Solo. Me iré solo. Poco importa. Cuando las alas de la muerte se han replegado sobre nuestros huesos, ya no somos nada más que un recuerdo encallado en la memoria de los que nos conocieron. ¿Nos habrán querido nuestros hijos? Sentenciado, seguro que sí. Nuestros hijos, y tal vez algún hombre o alguna mujer que experimentó hacia nosotros alguna consideración ya que, la verdad muy escasos son los que se preocupan por saber si estamos vivos o muertos.
¿Quién soy?
¿Qué grano de arena desencadenará con su caída la cuenta atrás de mi última hora? ¿Adónde irá mi alma? Este alma sobre la que tanto he escrito. ¿A qué palmeral divino?
Yo que he evocado la unidad del todo, que he afirmado que el universo y su Creador forman uno solo, hoy oscilo bajo la violencia de la duda mientras que, en mi propia carne, siempre he sabido que la verdad no podría ser contraria a la verdad, que los seres y sus causas nacen de la ciencia de Aláh. Así es: los que saben son presa de la duda, y los ignorantes se nutren de certezas.
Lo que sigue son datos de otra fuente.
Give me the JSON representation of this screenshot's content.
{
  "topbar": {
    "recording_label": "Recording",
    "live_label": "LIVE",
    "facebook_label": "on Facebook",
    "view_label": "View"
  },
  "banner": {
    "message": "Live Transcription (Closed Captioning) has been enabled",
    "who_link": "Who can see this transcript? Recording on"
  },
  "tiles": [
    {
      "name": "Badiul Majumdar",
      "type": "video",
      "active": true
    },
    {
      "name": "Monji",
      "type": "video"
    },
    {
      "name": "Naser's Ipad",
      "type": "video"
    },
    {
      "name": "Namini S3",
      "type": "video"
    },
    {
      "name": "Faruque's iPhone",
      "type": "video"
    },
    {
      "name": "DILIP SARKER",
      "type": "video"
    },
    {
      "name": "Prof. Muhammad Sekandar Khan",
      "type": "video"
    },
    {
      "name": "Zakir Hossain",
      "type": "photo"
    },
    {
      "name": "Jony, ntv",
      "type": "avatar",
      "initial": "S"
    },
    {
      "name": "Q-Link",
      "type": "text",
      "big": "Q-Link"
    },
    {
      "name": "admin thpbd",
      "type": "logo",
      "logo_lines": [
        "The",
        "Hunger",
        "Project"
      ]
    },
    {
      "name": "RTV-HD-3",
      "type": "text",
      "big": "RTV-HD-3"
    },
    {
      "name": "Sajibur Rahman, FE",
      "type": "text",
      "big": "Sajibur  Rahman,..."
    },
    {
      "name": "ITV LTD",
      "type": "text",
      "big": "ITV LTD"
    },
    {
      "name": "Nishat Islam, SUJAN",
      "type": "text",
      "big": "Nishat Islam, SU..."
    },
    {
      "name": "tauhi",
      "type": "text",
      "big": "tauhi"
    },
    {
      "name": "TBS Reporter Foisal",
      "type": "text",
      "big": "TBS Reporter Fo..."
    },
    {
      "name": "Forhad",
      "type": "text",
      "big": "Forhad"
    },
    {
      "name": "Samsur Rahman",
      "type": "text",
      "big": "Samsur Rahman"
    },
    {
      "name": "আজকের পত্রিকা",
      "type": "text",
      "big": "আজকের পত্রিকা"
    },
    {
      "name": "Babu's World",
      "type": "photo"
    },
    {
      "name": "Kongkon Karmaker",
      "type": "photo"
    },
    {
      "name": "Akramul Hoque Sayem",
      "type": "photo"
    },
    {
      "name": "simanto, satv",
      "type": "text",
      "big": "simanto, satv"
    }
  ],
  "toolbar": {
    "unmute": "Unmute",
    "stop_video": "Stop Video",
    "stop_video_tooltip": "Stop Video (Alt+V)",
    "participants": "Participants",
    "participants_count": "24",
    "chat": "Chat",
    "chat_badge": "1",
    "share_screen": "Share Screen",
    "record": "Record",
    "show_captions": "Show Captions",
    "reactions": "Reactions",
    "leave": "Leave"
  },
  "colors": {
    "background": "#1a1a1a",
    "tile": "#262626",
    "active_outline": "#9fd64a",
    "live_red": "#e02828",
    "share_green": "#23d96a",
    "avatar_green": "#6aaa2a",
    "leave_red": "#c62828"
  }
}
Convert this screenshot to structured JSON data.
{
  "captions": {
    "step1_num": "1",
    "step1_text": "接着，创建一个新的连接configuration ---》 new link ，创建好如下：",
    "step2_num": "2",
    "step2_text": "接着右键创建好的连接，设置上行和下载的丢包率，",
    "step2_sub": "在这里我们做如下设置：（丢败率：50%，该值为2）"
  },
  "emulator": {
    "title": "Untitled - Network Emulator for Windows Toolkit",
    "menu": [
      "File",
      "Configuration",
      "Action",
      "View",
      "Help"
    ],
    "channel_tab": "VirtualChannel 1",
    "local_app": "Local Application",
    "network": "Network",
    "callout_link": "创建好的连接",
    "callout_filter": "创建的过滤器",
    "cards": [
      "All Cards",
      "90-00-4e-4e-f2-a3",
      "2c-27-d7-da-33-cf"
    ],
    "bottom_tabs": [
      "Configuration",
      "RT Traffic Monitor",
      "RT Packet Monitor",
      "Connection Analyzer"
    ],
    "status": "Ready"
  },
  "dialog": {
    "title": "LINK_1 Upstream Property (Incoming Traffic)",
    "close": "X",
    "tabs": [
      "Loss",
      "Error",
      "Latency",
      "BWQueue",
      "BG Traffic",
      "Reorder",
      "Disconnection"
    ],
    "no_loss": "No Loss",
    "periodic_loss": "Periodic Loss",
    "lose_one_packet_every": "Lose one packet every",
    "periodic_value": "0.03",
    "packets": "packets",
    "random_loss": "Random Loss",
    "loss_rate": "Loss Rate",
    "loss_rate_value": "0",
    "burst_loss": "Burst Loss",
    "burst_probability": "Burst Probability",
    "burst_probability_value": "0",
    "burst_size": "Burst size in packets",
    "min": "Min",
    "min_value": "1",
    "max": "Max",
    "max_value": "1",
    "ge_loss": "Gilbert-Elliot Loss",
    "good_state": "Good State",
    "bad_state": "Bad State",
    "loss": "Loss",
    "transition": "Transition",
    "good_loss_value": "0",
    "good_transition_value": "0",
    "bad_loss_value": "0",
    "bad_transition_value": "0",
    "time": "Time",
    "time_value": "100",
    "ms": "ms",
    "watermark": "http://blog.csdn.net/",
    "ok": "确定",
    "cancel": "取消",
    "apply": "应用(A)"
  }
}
Teología, matemáticas, jurisprudencia, filosofía, medicina, Aristóteles, mi maestro Aristóteles. Aristóteles fuente de todos mis conocimientos. ¡Fieles amigos, compañeros de infortunio! Gracias a vosotros, he aprehendido el cielo. A causa de vosotros, he rozado la Gehena. He sido amado. He sido más odiado que amado. Lo seré sin duda mucho tiempo después de mi muerte, ya que la ignorancia lleva al miedo y el miedo lleva al odio. Esta es la ecuación.